Werner's position has been rejected in instances when the policy language arguably offers stronger support for his contention than is present here. Phrases such as "legally obligated" and the "offense" of malicious prosecution provide a court much greater latitude to conclude that termination of the underlying action triggers insurance liability because the tort of malicious prosecution, and hence ultimate legal liability, requires that event. See Southern Md. Agric. Ass'n, Inc., 539 F. Supp. at 1301 (offense); Zurich Ins. Co., 232 Cal.
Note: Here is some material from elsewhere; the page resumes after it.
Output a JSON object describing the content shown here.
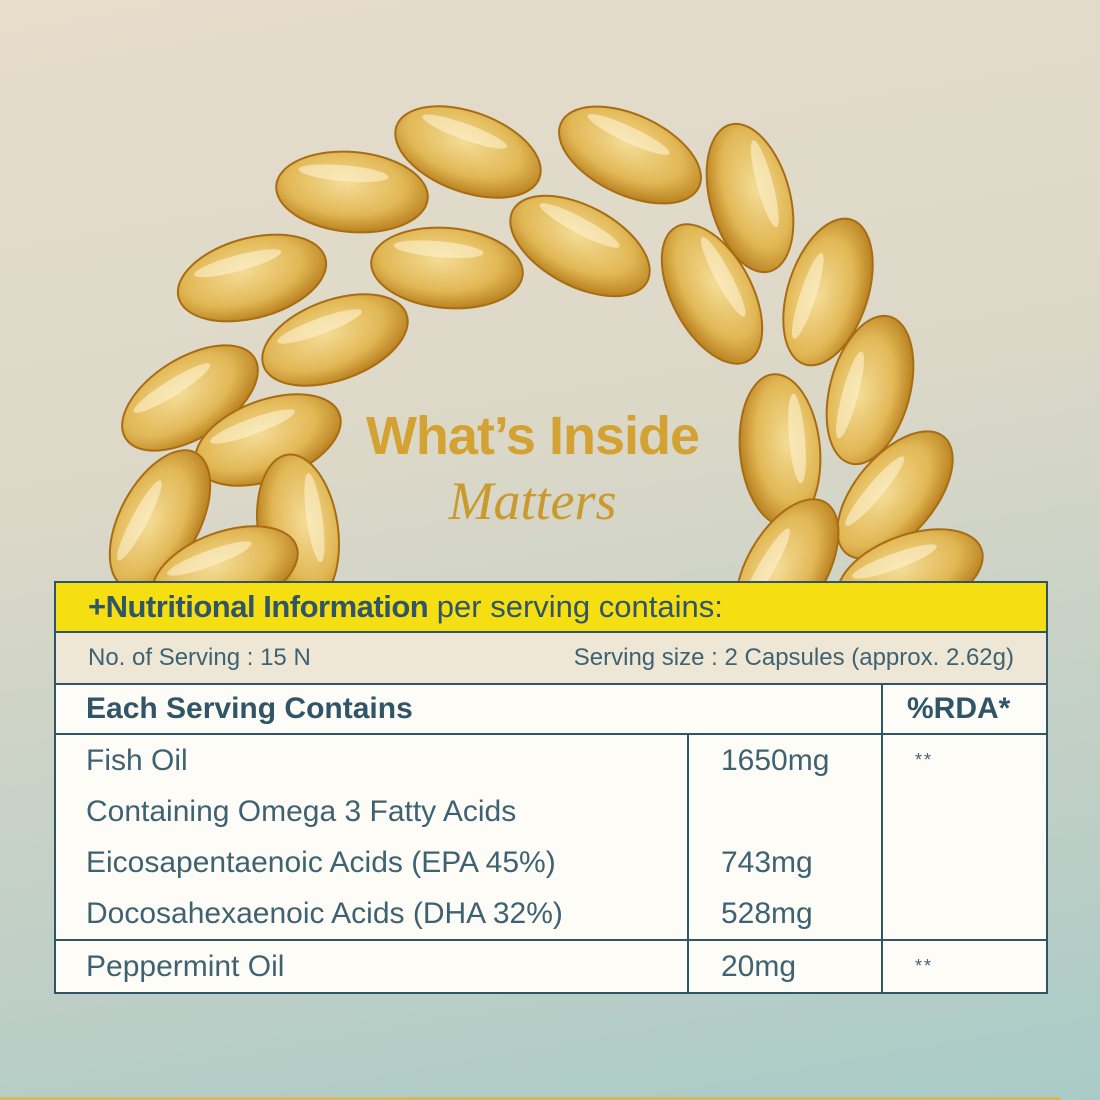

Rptr. at 810 (same); S. Freedman & Sons, Inc., 396 A.2d at 199 (same); Paterson Tallow Co., 444 A.2d at 586 (legally obligated); *693 Muller Fuel Oil Co. v. Insurance Co. of N. Am., 232 A.2d 168, 173 (App.Div. 1967) (same).
In conclusion, the Court finds no basis either in the policy definitions, policy requirements or in the basis of the Cohen suit for reaching a contrary conclusion. The fact that the Cohen suit refers to the maintenance of the securities fraud action adds nothing to the malicious prosecution count. The language "exposure to conditions," contained in the definition of occurrence, does not support Werner's position. The Court concludes that the damage occurred when the underlying suit was filed. The Court is not persuaded that the policy's notice requirements are inconsistent with the interpretation advanced by Royal in this case. Moreover, it is certainly within the insurer's prerogative to require notice of every lawsuit that its insured files.
Accordingly, the Court will grant Royal's judgment on the pleadings.